2. Las familias sin acceso a Internet o sin portátiles
Otra de las medidas del estado de alarma es hacer docencia no presencial. Seguramente pensemos en Skype, o en plataformas online. Pero para hacer este tipo de docencia, los alumnos necesitan contar con un portátil y con conexión a Internet. Y esto, que a los lectores puede parecer tan descontado, y que seguramente sea lo que os permita estar leyendo ahora estas letras, no es lo habitual en todos los hogares españoles. En España, más de la mitad de la población, un 55,3%, tiene alguna dificultad para llegar a fin de mes, lo cual se agrava en determinados sectores, donde se ve que un 5,5% de la población no puede disponer de ordenador porque ni siquiera puede calentar su casa en temporadas invernales (un 9,1%). ¿Nos damos cuenta, a través de esta medida, de que asumir que la docencia sea haga online, significa asumir que todas las familias pueden llegar a fin de mes y permitirse un ordenador y una cuota mensual de Internet? ¿No estamos olvidando que un sector importante no puede? ¿Y cómo un profesor puede entonces llegar a esos alumnos, sin generar una brecha diferencial con los demás?

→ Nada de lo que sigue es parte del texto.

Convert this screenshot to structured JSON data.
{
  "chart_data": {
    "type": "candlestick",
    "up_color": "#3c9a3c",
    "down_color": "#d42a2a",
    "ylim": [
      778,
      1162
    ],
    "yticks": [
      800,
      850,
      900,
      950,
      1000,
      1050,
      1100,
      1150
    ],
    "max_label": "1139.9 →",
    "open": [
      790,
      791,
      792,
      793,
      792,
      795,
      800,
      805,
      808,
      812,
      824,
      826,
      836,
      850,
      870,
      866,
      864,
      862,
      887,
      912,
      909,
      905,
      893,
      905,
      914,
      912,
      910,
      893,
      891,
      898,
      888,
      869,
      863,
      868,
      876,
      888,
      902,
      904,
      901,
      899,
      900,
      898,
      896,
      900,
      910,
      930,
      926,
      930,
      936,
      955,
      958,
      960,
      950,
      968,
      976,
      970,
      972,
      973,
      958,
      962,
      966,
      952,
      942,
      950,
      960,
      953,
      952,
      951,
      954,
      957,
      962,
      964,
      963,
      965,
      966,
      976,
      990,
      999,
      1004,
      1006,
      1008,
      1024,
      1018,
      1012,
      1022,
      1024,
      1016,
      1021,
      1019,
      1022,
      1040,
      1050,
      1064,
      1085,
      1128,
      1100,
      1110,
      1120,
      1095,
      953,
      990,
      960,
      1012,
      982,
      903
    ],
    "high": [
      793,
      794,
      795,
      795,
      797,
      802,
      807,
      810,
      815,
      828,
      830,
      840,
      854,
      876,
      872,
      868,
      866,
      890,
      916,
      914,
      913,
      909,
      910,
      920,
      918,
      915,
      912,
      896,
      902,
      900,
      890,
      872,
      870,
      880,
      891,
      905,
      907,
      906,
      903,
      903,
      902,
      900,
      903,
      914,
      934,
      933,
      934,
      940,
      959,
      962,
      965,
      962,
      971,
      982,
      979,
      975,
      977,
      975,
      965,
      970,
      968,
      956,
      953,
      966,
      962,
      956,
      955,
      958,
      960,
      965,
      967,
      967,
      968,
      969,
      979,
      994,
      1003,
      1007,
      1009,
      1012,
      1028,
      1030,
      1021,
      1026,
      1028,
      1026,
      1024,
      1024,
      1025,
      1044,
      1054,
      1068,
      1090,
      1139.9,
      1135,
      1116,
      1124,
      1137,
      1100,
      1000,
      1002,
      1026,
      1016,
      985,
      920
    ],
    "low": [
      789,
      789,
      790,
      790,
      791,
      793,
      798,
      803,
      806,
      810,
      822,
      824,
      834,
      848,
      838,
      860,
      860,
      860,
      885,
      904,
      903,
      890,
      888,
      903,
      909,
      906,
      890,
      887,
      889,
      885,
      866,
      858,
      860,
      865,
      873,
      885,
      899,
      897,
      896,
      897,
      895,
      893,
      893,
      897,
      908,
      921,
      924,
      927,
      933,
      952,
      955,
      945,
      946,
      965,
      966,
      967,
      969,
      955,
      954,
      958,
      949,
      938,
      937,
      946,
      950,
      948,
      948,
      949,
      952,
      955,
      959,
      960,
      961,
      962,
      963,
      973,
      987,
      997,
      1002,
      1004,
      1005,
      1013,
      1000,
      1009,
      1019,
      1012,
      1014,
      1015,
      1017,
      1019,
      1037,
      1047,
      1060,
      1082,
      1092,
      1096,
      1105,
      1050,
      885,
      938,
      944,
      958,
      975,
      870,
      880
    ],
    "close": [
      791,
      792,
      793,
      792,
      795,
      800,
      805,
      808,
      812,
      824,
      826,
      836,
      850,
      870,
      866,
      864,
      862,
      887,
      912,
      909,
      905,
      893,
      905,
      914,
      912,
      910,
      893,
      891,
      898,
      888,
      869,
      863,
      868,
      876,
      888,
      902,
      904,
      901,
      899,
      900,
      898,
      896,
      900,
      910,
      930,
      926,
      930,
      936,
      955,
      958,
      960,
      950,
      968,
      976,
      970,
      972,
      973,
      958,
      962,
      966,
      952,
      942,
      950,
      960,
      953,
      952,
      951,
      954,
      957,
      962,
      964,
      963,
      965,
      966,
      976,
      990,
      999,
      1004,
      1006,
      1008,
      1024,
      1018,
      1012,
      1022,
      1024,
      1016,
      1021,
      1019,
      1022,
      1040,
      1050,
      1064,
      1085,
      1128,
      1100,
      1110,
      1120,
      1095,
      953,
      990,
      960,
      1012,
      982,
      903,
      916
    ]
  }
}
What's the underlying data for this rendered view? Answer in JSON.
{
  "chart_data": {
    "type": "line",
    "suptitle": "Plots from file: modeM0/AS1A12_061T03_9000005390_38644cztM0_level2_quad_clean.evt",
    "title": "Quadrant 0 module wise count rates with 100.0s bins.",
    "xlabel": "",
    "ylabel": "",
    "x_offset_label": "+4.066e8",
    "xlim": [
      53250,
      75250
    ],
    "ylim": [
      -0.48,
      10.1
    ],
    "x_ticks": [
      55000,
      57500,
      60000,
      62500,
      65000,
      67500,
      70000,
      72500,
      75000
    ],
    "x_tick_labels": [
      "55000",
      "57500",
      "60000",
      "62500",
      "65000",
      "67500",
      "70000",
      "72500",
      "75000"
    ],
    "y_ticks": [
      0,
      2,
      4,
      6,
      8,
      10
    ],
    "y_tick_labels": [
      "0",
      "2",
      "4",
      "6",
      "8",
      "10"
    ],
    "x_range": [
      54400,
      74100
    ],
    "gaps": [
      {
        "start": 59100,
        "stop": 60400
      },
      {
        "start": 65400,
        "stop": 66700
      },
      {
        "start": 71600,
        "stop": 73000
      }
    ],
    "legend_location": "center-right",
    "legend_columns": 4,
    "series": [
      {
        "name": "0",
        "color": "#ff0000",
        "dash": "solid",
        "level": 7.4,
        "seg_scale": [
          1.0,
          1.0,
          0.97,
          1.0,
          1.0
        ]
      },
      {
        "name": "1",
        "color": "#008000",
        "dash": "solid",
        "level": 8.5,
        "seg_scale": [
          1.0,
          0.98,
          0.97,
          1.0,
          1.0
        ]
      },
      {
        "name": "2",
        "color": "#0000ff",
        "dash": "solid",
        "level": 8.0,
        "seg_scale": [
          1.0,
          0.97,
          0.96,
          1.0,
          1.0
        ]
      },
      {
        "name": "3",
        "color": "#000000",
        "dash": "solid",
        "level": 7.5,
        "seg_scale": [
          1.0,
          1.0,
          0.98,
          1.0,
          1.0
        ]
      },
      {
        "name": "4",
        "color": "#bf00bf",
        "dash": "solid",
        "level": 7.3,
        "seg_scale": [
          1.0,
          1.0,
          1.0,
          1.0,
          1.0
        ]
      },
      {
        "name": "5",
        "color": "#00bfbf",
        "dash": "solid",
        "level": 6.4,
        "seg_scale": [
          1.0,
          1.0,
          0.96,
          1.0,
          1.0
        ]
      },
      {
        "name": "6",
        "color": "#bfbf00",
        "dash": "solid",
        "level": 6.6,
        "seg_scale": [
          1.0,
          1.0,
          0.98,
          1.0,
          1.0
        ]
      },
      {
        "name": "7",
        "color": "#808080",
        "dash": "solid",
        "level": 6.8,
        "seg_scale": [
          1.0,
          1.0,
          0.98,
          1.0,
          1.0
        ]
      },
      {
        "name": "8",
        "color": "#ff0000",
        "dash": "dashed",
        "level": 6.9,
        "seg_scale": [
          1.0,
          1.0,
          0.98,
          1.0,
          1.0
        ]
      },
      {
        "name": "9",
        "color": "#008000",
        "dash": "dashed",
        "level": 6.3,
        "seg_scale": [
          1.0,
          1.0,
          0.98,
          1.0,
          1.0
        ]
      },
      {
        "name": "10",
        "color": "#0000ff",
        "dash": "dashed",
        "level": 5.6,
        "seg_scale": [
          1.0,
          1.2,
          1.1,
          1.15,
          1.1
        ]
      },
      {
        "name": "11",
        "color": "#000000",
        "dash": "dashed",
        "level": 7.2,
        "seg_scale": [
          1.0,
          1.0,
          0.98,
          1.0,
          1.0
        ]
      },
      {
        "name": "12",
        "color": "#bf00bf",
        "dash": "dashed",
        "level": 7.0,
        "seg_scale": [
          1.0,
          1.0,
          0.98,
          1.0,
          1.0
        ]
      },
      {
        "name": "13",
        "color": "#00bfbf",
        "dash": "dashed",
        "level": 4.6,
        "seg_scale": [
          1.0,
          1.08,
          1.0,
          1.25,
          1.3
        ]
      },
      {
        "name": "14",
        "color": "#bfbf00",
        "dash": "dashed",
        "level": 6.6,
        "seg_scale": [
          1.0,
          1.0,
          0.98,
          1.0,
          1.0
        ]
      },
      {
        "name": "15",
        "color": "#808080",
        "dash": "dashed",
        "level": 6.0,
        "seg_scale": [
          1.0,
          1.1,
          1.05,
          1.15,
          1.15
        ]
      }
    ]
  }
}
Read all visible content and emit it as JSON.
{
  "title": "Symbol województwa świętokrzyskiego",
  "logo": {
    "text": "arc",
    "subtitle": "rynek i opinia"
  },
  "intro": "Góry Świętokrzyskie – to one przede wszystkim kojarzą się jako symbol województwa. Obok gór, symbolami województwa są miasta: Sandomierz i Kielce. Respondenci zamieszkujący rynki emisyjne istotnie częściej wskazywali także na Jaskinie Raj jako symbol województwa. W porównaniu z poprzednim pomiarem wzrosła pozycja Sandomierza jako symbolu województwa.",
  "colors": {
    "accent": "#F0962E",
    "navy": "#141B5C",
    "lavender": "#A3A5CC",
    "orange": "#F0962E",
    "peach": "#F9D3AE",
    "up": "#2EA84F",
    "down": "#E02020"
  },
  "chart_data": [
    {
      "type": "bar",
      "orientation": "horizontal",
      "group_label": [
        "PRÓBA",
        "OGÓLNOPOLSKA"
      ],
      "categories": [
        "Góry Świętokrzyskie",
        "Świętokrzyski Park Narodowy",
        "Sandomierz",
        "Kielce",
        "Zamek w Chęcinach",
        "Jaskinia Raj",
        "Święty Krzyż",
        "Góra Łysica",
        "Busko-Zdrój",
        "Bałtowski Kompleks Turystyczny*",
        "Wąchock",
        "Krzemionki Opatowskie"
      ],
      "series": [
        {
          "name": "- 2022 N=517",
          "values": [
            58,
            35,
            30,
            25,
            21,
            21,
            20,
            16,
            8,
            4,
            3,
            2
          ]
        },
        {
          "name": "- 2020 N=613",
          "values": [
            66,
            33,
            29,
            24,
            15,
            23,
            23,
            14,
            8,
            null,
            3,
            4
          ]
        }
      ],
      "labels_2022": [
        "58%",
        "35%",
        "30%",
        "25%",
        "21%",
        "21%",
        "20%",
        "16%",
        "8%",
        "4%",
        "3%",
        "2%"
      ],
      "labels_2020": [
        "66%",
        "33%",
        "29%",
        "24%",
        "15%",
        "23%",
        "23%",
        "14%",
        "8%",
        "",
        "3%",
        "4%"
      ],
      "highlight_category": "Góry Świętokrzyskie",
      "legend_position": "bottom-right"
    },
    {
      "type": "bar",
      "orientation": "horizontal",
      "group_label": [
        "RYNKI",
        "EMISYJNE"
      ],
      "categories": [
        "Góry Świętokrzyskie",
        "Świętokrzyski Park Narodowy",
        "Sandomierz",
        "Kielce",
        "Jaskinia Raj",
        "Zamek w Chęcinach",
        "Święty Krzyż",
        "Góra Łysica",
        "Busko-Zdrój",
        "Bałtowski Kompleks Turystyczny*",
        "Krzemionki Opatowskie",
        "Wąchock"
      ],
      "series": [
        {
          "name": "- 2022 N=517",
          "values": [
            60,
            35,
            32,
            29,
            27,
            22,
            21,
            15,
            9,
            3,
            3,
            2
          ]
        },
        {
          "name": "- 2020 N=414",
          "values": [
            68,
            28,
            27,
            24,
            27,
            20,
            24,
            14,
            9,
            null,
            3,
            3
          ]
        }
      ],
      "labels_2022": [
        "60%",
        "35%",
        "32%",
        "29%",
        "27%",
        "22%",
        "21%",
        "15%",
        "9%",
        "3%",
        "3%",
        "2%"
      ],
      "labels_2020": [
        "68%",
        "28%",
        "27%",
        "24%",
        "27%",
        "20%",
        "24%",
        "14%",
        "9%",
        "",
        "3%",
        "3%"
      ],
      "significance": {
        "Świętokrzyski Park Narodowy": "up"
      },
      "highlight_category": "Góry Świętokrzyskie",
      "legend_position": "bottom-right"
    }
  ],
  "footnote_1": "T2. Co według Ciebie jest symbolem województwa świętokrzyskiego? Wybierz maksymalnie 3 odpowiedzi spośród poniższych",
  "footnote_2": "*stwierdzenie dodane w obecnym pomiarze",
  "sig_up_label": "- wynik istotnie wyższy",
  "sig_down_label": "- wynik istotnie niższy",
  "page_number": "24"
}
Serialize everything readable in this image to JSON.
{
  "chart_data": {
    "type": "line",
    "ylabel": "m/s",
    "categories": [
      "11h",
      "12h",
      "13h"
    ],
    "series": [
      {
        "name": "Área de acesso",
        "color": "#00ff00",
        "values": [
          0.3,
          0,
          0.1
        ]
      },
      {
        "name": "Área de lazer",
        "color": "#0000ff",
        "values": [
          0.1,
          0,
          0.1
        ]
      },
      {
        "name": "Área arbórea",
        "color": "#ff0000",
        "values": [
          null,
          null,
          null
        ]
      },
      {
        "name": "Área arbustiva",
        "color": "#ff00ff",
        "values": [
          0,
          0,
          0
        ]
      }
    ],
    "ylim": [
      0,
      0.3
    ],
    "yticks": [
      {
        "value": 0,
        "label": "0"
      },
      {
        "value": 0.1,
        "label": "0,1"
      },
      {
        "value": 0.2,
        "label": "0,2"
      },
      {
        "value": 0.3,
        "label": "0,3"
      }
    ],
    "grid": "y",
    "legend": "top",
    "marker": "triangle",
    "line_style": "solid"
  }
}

3. Los presos y sus familias
Una de las medidas de Instituciones Penitenciarias consiste en cancelar las visitas de familiares (y no obstante aumentar las llamadas, para evitar situaciones de incomunicación). Se entiende esta medida, evidentemente dirigida a contener la expansión del virus. Ahora bien, tratándose de un confinamiento dentro de un confinamiento estatal, ¿están recibiendo la suficiente ayuda psicológica, esa que tanto se distribuye por Whatsapp estos días para quienes nos quedamos en la comodidad de nuestras casas, referente a cómo sobrevivir una cuarentena, y a los síntomas que pueden experimentarse tras estar recluido varios días? En las cárceles españolas la ratio de psicólogos e internos es aproximadamente de 2 por cada 250 de internos. Ya ha habido múltiples quejas sobre el poco tiempo de que disponen para ser atendidos, lo cual no equivale a una dejadez por parte del funcionariado sino a un volumen de trabajo, especialmente administrativo, que impide atenderles de forma pausada y detallada. Las principales actividades acaban siendo aquellas que el tercer sector proporciona, un tercer sector que en este estado de alarma no puede entrar tampoco en las cárceles. ¿Cómo estarán los internos? ¿Dispondrán de medios para evitar contagios? ¿En qué ocuparán sus horas? ¿Y sus familiares, cómo vivirán la imposibilidad de darles apoyo y ánimo en momentos como el que vivimos?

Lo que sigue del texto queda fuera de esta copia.